About Column Buckling Calculation

This calculator checks a column for strength and stability under concentric compression. The column buckling calculation is based on comparing the actual stresses with the material design resistance and on accounting for buckling through a longitudinal buckling factor. It is suitable for preliminary section selection and for estimating the reserve for a given length and axial load.

Guidelines and recommendations

Design standards. For steel, a common reference is EN 1993-1-1 (Eurocode 3). For timber, EN 1995-1-1 (Eurocode 5). For reinforced concrete, EN 1992-1-1 (Eurocode 2). General reliability principles and load combinations are covered by EN 1990 (Eurocode 0).

Effective column length.

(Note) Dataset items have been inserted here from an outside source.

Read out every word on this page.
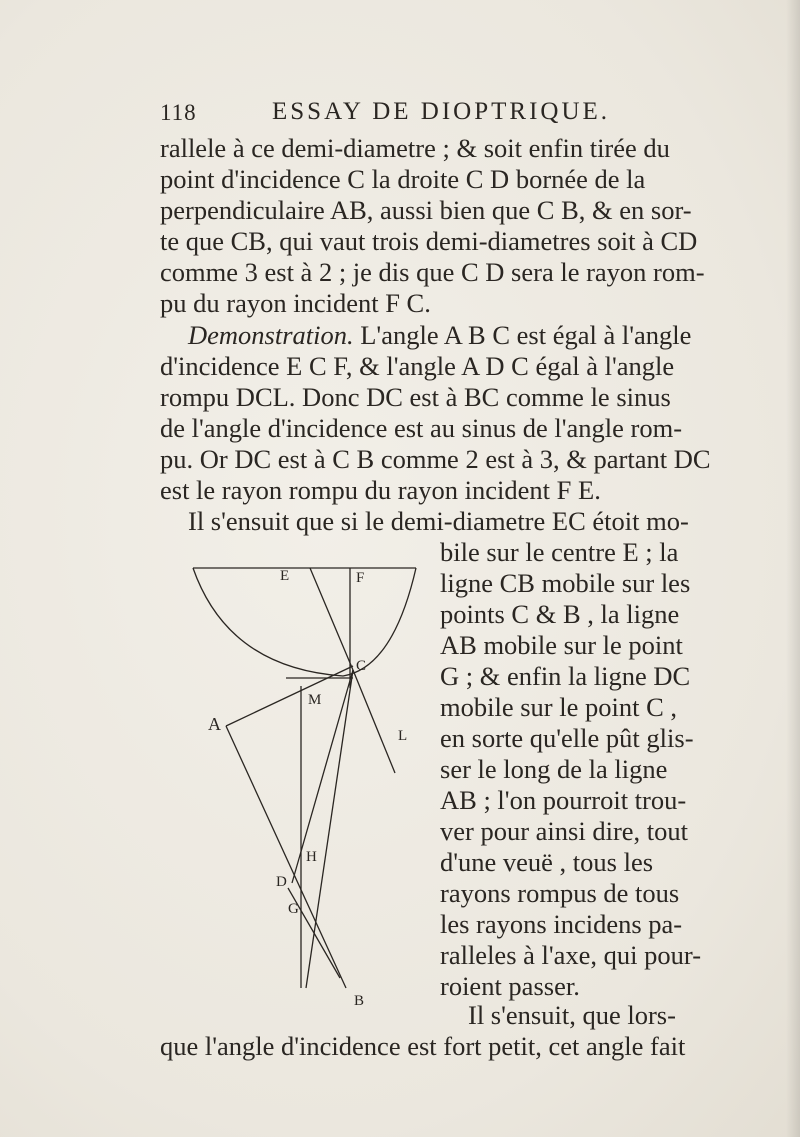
118	ESSAY DE DIOPTRIQUE.
rallele à ce demi-diametre ; & soit enfin tirée du
point d'incidence C la droite C D bornée de la
perpendiculaire AB, aussi bien que C B, & en sor-
te que CB, qui vaut trois demi-diametres soit à CD
comme 3 est à 2 ; je dis que C D sera le rayon rom-
pu du rayon incident F C.
Demonstration. L'angle A B C est égal à l'angle
d'incidence E C F, & l'angle A D C égal à l'angle
rompu DCL. Donc DC est à BC comme le sinus
de l'angle d'incidence est au sinus de l'angle rom-
pu. Or DC est à C B comme 2 est à 3, & partant DC
est le rayon rompu du rayon incident F E.
Il s'ensuit que si le demi-diametre EC étoit mo-
bile sur le centre E ; la
ligne CB mobile sur les
points C & B , la ligne
AB mobile sur le point
G ; & enfin la ligne DC
mobile sur le point C ,
en sorte qu'elle pût glis-
ser le long de la ligne
AB ; l'on pourroit trou-
ver pour ainsi dire, tout
d'une veuë , tous les
rayons rompus de tous
les rayons incidens pa-
ralleles à l'axe, qui pour-
roient passer.
Il s'ensuit, que lors-
que l'angle d'incidence est fort petit, cet angle fait
E	F
C
M
A
L
H
D
G
B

First, the effective length l₀ (m) is obtained as the geometric length L (m) multiplied by the effective-length factor m:

l0 = m · L

The calculator uses typical m values to reflect end restraints. The selected m is rounded to the following values: 1.0, 0.8, 0.65, 2.2.

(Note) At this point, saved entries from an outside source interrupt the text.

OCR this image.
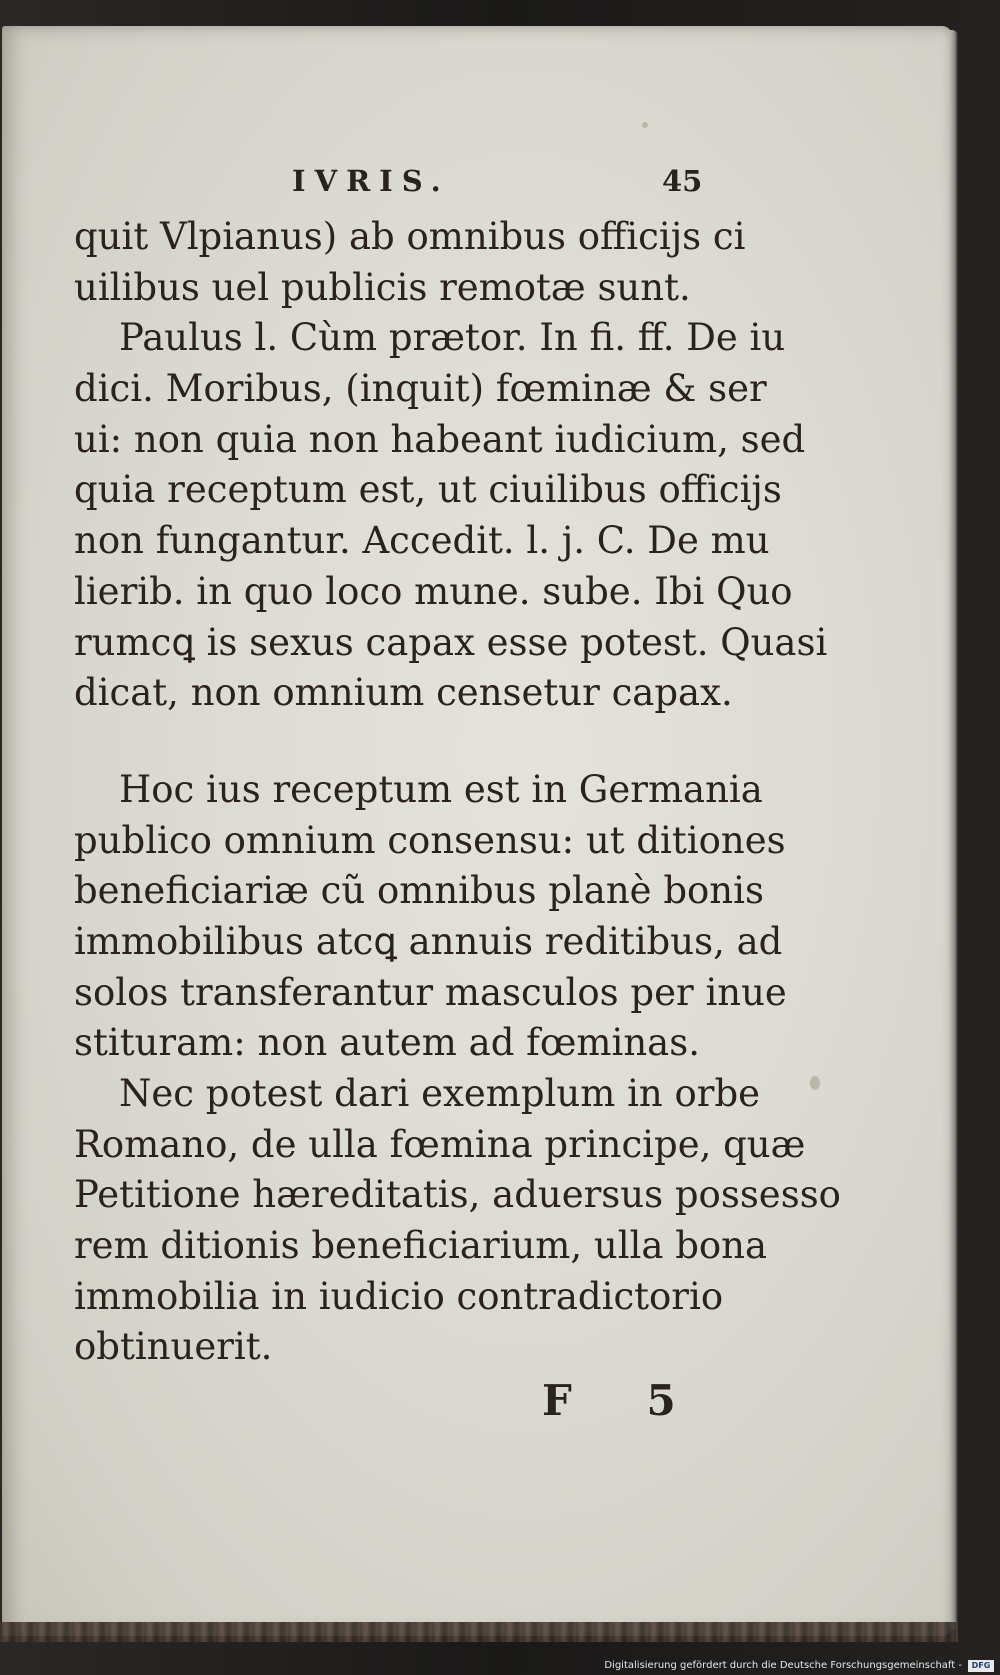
IVRIS.	45
quit Vlpianus) ab omnibus officijs ci
uilibus uel publicis remotæ sunt.
Paulus l. Cùm prætor. In fi. ff. De iu
dici. Moribus, (inquit) fœminæ & ser
ui: non quia non habeant iudicium, sed
quia receptum est, ut ciuilibus officijs
non fungantur. Accedit. l. j. C. De mu
lierib. in quo loco mune. sube. Ibi Quo
rumcꝗ is sexus capax esse potest. Quasi
dicat, non omnium censetur capax.
Hoc ius receptum est in Germania
publico omnium consensu: ut ditiones
beneficiariæ cũ omnibus planè bonis
immobilibus atcꝗ annuis reditibus, ad
solos transferantur masculos per inue
stituram: non autem ad fœminas.
Nec potest dari exemplum in orbe
Romano, de ulla fœmina principe, quæ
Petitione hæreditatis, aduersus possesso
rem ditionis beneficiarium, ulla bona
immobilia in iudicio contradictorio
obtinuerit.
F 5
Digitalisierung gefördert durch die Deutsche Forschungsgemeinschaft -	DFG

Cross-sectional area. The area A is used in mm². For a solid circular section:

A = π · d² / 4

For a circular tube, the area is the difference between the outer and inner circles. The inner diameter is taken as d - 2t.

Radius of gyration. To evaluate slenderness, the radius of gyration i (mm) is required. For an I-section, the second moments of area I_x, I_y (mm⁴) are obtained, and the radii of gyration about each axis are:

i_x = √(I_x / A), i_y = √(I_y / A)

Slenderness is then checked about the “worst” axis (the maximum value is used). This means the post is verified in the direction where it buckles most easily.

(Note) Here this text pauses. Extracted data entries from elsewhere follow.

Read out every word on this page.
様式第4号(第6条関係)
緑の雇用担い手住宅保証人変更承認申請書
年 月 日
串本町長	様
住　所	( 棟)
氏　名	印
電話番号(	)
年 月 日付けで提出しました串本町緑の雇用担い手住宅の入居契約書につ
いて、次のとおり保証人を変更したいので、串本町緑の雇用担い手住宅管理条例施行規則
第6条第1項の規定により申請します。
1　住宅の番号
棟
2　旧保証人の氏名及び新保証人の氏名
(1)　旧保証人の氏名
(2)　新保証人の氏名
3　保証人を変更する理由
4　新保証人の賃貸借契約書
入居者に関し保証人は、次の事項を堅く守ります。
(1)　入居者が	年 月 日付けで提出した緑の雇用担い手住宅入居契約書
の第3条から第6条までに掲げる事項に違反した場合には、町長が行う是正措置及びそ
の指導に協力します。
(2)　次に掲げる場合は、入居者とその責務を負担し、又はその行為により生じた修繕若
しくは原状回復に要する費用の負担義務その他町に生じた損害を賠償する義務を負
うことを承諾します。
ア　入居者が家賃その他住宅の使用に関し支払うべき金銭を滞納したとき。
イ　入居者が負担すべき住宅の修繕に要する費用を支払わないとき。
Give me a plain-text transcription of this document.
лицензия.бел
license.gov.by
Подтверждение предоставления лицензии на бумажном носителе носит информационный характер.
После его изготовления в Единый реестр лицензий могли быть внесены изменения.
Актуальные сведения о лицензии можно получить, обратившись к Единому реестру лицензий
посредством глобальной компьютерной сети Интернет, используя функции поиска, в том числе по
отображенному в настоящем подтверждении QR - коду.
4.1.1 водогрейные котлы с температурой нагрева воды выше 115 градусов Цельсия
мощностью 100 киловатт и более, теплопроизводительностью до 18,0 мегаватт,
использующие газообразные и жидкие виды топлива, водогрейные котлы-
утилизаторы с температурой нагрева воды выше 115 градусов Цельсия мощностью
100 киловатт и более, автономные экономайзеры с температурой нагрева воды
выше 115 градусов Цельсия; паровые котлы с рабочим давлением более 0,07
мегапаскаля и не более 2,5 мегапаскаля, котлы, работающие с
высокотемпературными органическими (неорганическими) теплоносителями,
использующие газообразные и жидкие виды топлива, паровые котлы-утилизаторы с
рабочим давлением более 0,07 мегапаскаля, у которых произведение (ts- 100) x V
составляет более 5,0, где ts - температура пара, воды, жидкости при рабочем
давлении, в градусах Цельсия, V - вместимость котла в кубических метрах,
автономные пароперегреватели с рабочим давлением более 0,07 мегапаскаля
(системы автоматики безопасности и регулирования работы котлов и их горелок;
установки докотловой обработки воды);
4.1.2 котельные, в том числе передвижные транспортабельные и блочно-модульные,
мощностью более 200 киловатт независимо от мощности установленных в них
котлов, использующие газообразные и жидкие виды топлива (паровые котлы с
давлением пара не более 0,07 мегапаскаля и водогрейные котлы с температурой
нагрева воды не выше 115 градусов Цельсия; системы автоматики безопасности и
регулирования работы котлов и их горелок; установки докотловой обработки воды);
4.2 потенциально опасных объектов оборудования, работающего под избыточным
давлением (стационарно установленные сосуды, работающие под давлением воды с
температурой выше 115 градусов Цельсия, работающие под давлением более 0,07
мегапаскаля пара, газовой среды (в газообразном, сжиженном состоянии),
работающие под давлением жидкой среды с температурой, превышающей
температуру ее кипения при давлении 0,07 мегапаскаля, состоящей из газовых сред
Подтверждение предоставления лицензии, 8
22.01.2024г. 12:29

Slenderness. The slenderness λ (dimensionless) is calculated from effective length and radius of gyration:

λ = l0 · 1000 / i

The multiplier 1000 converts metres to millimetres so that units are consistent.

Stress from axial force. With an axial load N in kN, the stress σ is calculated in MPa (since 1 N/mm² = 1 MPa):

σ = N · 1000 / A

If σ is less than or equal to the material design resistance R_d (MPa), the strength check is satisfied.

Longitudinal buckling factor. Stability is accounted for through a factor φ, which reduces resistance as slenderness increases.

For timber members, a piecewise relationship is used with a break at λ = 70:

for λ ≤ 70: φ = 1 − 0.8 · (λ/100)²

for λ > 70: φ = 3000 / λ²

For other material groups, a tabulated/linear dependence φ(λ) is applied over 0…200, gradually reducing from about 1.00 to about 0.16. For λ > 200, the slenderness requirement is treated as not satisfied.

Stability check by resistance. A utilisation ratio (dimensionless) is calculated as:

η = N · 1000 / (A · φ · R_d)

If η ≤ 1, stability by resistance is satisfied. This is equivalent to checking σ ≤ φ · R_d.

Limiting slenderness. In addition, a limiting slenderness λ_lim is selected as a function of the utilisation level η. Internally, a parameter α is used, limited to 0.5…1.0, and then:

α = clamp( σ / (φ · R_d), 0.5, 1.0 )

λ_lim = 180 − 60 · α

This gives λ_lim roughly from 150 (at lower stresses) down to 120 (at higher utilisation). The requirement is satisfied if λ < λ_lim.

Local stability for I-sections. For some thin-walled sections, an additional “reduced slenderness” is used:

λ̄ = λ · √(R_d / E)

Here E is the modulus of elasticity (MPa). Typical values used in the calculator are: E = 10000 (timber), E = 200000 (steel), E = 30000 (reinforced concrete). Based on λ̄, limit values are selected for the web and flange. Then the web and flange slenderness values are calculated from width-to-thickness ratios and compared to the limits. For guidance, the calculator may also show a recommended stiffener spacing as:

s ≈ 3 · h_w

where h_w is the effective web height (mm) or an equivalent characteristic dimension for the selected thin-walled element.

FAQs

Why is the load entered in kN, but the stress is in MPa?

The calculation uses σ = N·1000/A. The axial force N in kN is converted to N by multiplying by 1000, while the area is in mm². The result is N/mm², which is numerically equal to MPa.

Why do I need the effective-length factor m?

It reflects how the end restraints influence buckling. With less restraint, the effective length increases, slenderness becomes larger, and the buckling factor φ decreases.

Why is the maximum slenderness about two axes used?

For non-symmetric or thin-walled sections, stability differs by direction. The calculator takes the worst axis because buckling will occur about the axis with the greatest slenderness.

What does the condition η ≤ 1 mean in the stability check?

It means the applied load does not exceed the reduced resistance considering buckling: N ≤ A·φ·R_d/1000. If η is greater than 1, the post is overstressed for the given assumptions.

Why is there an additional check λ < λ_lim?

It limits excessively slender members even if the resistance-based check looks acceptable. In this calculator, λ_lim is automatically reduced as utilisation increases, making the slenderness requirement stricter for more heavily loaded posts.